Two-thirds of energy wasted by antiquated system

Posted by bex — 19 July 2005 at 8:00am - Comments

Decentralised energy in action

Electricity production in the UK is responsible for a third of our carbon emissions. This is the UK's single greatest contribution to climate change. It need not be so.

Our centralised model of production and transmission wastes an astonishing two-thirds of primary energy inputs, requiring us to burn far more fuel and emit far more carbon dioxide than necessary. It is hard to imagine a more wasteful and inefficient model than that which currently services the economies of the 'developed' world.

In our existing system, electricity is produced in a small number of large power stations, and then distributed to where it is needed. Because the power stations are generally far from centres of demand, much of the heat which is produced when fossil fuels are burnt is not used, but vented up chimneys or discharged to rivers. This heat loss alone represents a wastage of over 60% of the total energy released by burning the fossil fuels.

Further losses occur as the electricity travels along the wires of the transmission and distribution systems. In total, the energy wasted at the power station and on the wires is equal to the entire water and space heating demands of all buildings in the UK - industrial, commercial, public and domestic. This is a nonsensical way to run our economy and power our lives.


In a centralised energy system, 61.5 units out of 100 are lost through inefficient generation and heat wastage at the source. A further 3.5 units are lost through transmission lines and distribution and 13 units wasted through inefficent end use. Altogether more than two thirds of energy available from fossil fuels is wasted.

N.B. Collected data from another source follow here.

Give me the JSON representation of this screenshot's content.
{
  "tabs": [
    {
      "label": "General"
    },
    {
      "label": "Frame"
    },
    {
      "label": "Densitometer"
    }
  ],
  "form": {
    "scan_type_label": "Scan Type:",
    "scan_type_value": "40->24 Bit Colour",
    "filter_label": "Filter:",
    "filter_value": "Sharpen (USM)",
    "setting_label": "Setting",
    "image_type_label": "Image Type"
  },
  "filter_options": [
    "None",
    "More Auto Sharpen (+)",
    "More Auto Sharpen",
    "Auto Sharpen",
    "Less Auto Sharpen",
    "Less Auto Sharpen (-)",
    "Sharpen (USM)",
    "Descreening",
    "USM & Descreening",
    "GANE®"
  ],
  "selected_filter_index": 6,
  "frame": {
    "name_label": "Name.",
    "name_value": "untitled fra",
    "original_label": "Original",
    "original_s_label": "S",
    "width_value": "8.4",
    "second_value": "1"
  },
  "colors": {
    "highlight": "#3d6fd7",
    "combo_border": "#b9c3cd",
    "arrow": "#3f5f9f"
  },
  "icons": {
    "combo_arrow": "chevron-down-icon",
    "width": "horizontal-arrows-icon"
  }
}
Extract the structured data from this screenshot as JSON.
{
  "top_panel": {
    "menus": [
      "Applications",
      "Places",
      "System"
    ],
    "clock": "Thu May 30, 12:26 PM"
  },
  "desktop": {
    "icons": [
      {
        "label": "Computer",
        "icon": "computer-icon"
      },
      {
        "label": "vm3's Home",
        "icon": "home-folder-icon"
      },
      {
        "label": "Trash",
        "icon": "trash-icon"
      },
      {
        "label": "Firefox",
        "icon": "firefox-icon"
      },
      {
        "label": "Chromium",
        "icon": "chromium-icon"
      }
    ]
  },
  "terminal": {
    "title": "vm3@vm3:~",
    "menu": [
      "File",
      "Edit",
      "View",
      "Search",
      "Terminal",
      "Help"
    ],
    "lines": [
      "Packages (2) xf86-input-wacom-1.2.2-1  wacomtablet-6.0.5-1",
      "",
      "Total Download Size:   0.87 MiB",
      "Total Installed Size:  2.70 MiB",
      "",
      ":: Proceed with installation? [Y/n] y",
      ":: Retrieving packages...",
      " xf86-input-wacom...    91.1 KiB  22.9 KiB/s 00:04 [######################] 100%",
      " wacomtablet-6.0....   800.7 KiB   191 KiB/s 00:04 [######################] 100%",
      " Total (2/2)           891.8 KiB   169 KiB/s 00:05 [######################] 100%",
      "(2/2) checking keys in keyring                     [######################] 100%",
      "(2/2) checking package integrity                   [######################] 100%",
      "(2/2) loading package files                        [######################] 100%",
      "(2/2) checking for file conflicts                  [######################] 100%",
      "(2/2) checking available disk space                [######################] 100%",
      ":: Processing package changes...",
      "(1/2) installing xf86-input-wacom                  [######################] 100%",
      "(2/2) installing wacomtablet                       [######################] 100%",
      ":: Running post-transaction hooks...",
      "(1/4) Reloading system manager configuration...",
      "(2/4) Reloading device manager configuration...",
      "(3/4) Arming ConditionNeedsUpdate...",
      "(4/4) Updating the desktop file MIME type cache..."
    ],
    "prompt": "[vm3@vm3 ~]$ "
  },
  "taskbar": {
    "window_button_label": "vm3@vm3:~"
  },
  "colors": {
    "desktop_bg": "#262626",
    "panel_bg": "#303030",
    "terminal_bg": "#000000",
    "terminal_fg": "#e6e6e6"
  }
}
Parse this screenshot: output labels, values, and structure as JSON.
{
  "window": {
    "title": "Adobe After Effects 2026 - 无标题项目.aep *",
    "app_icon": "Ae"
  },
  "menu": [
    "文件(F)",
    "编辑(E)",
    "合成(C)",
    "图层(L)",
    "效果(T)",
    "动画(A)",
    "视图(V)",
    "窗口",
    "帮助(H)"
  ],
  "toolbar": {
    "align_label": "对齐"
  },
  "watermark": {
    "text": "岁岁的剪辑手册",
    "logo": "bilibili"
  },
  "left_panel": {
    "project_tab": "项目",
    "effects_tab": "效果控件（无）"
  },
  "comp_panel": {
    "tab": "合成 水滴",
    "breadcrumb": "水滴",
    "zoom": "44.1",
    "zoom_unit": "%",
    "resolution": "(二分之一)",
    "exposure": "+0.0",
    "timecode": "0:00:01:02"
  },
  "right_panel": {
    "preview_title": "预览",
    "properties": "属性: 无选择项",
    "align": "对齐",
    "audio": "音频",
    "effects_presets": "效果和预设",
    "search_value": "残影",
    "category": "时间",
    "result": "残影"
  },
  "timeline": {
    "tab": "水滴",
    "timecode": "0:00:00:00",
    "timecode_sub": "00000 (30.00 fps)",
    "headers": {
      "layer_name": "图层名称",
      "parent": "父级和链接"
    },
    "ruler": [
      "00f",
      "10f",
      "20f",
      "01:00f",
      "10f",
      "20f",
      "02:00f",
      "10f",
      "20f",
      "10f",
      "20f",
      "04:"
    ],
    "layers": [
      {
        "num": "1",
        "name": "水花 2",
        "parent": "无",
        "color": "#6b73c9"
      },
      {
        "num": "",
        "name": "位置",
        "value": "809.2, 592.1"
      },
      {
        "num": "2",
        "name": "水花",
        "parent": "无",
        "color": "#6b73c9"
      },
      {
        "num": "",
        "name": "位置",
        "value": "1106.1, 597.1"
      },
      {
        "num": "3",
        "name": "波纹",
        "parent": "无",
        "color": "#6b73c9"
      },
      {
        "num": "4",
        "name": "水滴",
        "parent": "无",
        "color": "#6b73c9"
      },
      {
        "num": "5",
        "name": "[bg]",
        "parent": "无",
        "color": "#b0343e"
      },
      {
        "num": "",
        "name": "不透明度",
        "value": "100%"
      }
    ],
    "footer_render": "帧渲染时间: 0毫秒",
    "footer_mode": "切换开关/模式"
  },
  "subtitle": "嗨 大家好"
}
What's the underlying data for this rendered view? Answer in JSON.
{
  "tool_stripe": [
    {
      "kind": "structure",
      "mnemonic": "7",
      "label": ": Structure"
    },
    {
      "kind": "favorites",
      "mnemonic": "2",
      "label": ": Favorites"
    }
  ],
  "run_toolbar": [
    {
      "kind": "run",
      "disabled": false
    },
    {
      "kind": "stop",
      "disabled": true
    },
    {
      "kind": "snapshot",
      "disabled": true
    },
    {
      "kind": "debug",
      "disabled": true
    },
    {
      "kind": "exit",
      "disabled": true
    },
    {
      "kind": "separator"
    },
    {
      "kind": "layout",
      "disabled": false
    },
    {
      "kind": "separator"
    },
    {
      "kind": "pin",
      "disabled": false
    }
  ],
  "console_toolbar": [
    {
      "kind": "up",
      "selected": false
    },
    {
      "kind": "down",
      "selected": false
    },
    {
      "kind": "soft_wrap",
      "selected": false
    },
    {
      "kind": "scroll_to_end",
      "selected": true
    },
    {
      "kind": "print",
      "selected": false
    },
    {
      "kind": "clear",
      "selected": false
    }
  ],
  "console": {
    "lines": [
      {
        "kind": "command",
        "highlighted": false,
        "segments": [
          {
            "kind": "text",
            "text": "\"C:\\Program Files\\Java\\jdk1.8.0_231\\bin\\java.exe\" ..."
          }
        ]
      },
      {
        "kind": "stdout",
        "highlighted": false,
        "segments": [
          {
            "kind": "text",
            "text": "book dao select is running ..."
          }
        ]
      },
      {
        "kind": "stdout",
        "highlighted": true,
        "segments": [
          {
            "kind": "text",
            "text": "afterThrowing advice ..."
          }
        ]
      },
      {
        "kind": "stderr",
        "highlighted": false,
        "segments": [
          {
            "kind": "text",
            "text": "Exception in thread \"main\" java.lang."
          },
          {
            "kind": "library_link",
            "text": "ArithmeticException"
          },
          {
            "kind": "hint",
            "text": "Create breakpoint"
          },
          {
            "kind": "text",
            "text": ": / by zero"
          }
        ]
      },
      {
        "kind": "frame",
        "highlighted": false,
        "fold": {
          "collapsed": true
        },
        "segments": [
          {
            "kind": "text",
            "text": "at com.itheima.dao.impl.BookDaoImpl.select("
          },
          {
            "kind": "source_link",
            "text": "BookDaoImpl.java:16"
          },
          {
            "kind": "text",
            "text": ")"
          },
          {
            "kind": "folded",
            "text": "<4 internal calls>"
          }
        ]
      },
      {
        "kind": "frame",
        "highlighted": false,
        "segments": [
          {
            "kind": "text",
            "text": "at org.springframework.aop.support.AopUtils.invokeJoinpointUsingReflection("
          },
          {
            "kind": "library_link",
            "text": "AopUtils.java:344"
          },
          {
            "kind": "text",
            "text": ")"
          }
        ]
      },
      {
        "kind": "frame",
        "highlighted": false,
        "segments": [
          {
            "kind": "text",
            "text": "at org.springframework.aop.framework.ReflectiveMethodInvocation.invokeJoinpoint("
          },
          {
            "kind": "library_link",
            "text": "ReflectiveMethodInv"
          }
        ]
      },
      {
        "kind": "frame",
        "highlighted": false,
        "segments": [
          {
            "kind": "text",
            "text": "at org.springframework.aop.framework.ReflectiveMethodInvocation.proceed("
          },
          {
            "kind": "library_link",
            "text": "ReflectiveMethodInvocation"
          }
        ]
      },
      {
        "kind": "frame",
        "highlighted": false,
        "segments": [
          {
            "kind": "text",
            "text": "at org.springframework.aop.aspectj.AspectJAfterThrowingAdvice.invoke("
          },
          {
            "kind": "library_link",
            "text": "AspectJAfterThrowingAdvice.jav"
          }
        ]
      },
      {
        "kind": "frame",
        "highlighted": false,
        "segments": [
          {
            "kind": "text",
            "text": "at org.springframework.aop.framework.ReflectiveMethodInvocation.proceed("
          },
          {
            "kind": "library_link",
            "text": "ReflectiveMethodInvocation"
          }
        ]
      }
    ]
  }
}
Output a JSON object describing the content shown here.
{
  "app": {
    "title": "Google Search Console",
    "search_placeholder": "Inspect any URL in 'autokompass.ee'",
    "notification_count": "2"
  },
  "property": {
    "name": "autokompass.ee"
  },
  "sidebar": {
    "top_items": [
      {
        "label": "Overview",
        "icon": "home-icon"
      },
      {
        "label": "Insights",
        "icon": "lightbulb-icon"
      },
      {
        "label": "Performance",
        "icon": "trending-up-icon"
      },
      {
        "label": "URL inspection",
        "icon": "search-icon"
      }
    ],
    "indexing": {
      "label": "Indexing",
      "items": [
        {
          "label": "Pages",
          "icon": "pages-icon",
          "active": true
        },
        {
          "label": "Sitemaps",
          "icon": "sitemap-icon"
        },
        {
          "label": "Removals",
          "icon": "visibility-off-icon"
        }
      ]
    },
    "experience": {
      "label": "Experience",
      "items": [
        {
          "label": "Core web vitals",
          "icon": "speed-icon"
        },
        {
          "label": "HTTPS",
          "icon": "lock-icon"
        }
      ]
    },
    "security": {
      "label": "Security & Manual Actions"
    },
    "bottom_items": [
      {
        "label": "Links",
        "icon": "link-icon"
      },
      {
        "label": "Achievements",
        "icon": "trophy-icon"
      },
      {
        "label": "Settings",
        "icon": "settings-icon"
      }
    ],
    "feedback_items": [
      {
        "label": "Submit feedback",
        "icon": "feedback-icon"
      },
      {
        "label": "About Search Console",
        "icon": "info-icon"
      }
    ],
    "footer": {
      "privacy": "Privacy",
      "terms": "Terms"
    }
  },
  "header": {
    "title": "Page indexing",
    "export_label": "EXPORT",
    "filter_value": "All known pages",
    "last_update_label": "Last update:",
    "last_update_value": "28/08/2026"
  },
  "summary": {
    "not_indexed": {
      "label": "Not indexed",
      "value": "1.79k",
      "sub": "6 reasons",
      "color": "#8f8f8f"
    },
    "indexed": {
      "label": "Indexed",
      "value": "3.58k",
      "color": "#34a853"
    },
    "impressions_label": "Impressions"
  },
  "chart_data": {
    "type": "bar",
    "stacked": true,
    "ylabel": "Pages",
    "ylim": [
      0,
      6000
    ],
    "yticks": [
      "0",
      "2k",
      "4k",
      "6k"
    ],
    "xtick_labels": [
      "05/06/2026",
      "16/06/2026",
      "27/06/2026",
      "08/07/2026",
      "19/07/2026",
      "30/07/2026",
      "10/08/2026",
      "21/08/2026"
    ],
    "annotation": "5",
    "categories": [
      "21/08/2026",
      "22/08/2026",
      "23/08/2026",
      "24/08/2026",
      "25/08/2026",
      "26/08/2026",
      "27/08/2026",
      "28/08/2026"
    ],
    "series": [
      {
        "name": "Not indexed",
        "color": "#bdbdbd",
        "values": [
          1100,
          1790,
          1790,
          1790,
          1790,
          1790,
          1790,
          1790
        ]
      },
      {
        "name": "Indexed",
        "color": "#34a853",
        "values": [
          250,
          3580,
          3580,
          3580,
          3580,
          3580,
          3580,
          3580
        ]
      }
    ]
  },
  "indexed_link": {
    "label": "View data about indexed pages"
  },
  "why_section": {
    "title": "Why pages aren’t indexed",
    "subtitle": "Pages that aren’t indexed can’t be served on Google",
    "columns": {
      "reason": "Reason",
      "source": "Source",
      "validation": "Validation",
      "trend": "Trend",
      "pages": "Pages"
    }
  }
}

But there is an alternative. In a decentralised energy system, electricity would be generated close to or at the point of use. Buildings, instead of being passive consumers of energy, would become power stations, constituent parts of local energy networks. They would have solar photovoltaic panels, solar water heaters, micro wind turbines, heat pumps for extracting energy from the earth. They might also be linked to commercial or domestic operated combined heat and power systems.

The massive expansion in renewable capacity that this would represent, and the fact that when fossil fuels were burnt the heat would be captured and used, would lead to dramatic reductions in overall carbon emissions - at least half of all emissions from the power sector, or 15% of total UK emissions.

This radical transformation of our energy system sounds attractive but expensive. But in fact decentralising our energy sources, instead of replacing our current centralised system, may actually save money in the long run.

A centralised network of cables is an old technology - and a phenomenally expensive one at that. New low-carbon technologies dictate a different infrastructure. According to the International Energy Agency, the European Union will spend $648 billion on modernising and replacing the transmission and distribution networks. The opportunity to avoid many of these costs means that decentralised energy makes economic as well as environmental sense.

Decentralised energy also offers a way forward for developing nations and for the emerging economic giants like China and India. It is sometimes claimed, fatalistically, that efforts to stabilise the climate will be overwhelmed by China burning its coal reserves. But developing a decentralised energy system in response to its growth in demand for power would enable China to reduce associated carbon emissions by 56% as compared to the centralised scenario - and costs would be reduced by 40% as well.

Unfortunately, the debate in the UK has focussed more on whether we need a new generation of nuclear power stations. Nuclear power is the epitome of centralised, outdated electricity generation. Replacing existing nuclear stations with new ones would perpetuate the centralised system, entrenching all the costs and inefficiencies that implies. Such inefficiencies currently waste three times as much energy as would be contributed by new nuclear power stations. It is only because of technological apathy - failure by government and industry to invest in real innovative alternatives - that nuclear power is given any serious consideration.

Decentralising energy offers a compelling alternative vision, in which we can both combat climate change and roll back the nuclear threat. To give just one example of the potential, if half the houses in the UK were provided with domestic combined heat and power units, which is technically feasible, then the electricity generated would replace the entire nuclear capacity we have today.

Our new report Decentralising Power: an energy revolution for the 21st century sets out a series of reforms that are needed to make the vision a reality, including regulations to require all new buildings to double up as mini-power stations, and a ban on any new fossil-fuel power stations unless they are combined heat and power.

These may sound radical for some tastes. But as Tony Blair, Michael Howard and Charles Kennedy have all acknowledged in the past year, climate change is the greatest challenge we face. Already a 150,000 people die each year from its effects, a figure that will spiral upward unless we curb emissions dramatically and quickly. In the face of such a challenge, radical measures are surely required.